Christmas is coming, not as soon as some of you fans would like, you are already setting up your trees and decorations outside, and The Dash has gift ideas. the Holiday Reading List (36) it’s here:
Across the River: Life, Death, and Soccer in an American City, by Kent Babb. The story of the often tragic challenges life throws at the football players (and all the students) at Edna Karr High School in New Orleans is told without hesitation by Babb, the talented writer for the Washington Post.
It’s better to be afraid, by Seth Wickersham. The NFL insider on ESPN delves into the New England Patriots’ rise to become, as the breakthrough material calls it, “the greatest dynasty in soccer history.” Wickersham has the inside stories and backstories, good and bad, that have influenced the Patriots’ two decades of triumph and controversy.
The Big East: Inside the Most Entertaining and Influential Conference in College Basketball Historyby Dana O’Neil. The Athletic’s college hoop writer breathes new life into one of the great periods in the sport, from the league’s inception to its explosive growth in the 1980s. She also chronicles its demise, near death, and return. full to prominence.
I keep trying to get their attention: a memory of loss, pain and loveby Ivan Maisel. This one hurts, whether you know Ivan personally or not. But it is a painfully articulated and stark narrative of what happens when a young man takes his own life, as Ivan’s son Max did in 2015. No one should have to write that book, but Ivan did it with courage and honesty that it could help others to move on. through something similar.
STATUS OF THE WEEK
the Georgia Defense (37) is on track to establish an all-time FBS mark for performance against the national scoring average. To date, the Bulldogs are allowing 7.6 points per game in a season where the average team is scoring 28.7. That is a differential of 21.1 points.
The current highest spread belongs to 2011 Alabama, which gave up 8.2 points in a season where the national average was 28.3 – a spread of 20.1.
There are more difficult games to come, of course, against better offenses. But the next opponent is FCS Charleston Southern, and it seems highly possible that the Bulldogs’ point average will drop this week before it goes up later. Stay tuned for this stat clock.
COACH WHO WON HIS COMP CAR THIS WEEK
Blake Anderson (38 years old), State of Utah. After his wife passed away from cancer in 2019, Anderson spent that season at Arkansas State and the next before seeking a fresh start at Logan. In their freshman year, the Aggies have quietly put together a great season and could win their first Mountain West Conference championship.
COACH TO TAKE THE BUS TO WORK
Butch Davis (39 years old), Florida International. On his way to unemployment, Davis attacked the administration this week, including a claim that the football program is underfunded. Then sportswriter Alex Kirshner unearthed this helpful information showing FIU had a higher total. soccer operating expenses that no one in the US Conference. in 2019-20. Maybe the lost record is your problem, Butch. It is not their problem.

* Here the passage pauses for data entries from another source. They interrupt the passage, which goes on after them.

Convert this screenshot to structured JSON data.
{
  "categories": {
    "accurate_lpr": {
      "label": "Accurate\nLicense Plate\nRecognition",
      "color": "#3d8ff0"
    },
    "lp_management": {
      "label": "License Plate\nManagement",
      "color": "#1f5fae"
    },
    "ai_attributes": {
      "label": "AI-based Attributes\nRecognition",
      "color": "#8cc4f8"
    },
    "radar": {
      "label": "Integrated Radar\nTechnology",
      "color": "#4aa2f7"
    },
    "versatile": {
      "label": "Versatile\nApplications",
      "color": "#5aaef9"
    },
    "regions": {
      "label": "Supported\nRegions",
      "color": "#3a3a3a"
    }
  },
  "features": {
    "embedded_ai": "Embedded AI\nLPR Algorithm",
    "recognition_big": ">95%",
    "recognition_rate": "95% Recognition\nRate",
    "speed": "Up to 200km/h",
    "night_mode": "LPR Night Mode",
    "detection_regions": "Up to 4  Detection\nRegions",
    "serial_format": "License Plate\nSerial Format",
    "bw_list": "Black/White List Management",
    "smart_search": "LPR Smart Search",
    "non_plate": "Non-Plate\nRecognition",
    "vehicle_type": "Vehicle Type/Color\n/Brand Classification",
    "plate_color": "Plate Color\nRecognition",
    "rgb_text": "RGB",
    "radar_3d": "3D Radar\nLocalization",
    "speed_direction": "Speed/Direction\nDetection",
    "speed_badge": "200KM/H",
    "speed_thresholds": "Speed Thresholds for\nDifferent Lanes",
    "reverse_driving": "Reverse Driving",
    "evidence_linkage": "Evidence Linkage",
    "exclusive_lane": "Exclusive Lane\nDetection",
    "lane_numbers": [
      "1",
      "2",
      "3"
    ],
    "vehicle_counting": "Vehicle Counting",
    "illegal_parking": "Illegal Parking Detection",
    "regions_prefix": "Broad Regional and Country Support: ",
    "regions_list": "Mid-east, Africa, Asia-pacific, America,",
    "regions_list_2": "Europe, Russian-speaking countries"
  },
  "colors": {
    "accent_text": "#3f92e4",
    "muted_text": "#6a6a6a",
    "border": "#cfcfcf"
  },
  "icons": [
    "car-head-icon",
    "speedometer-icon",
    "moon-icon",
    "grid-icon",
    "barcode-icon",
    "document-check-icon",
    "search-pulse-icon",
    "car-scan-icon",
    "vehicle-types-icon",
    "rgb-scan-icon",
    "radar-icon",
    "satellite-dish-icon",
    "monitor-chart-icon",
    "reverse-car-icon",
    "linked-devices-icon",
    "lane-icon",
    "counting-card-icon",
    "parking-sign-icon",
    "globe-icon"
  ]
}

When you’re hungry and thirsty in Cincinnati, The Dash recommends a pilgrimage to The Holy Grail (40) center. It’s a sports lover’s paradise, with millions of TVs, solid food, and an excellent range of local beers. Get a pint of what’s available at Taft’s Brewing and thank The Dash later.
MORE DASH: Quick Triggers | 12 great karmas | Status quo disorder
Eddie is an Australian news reporter with over 9 years in the industry and has published on Forbes and tech crunch.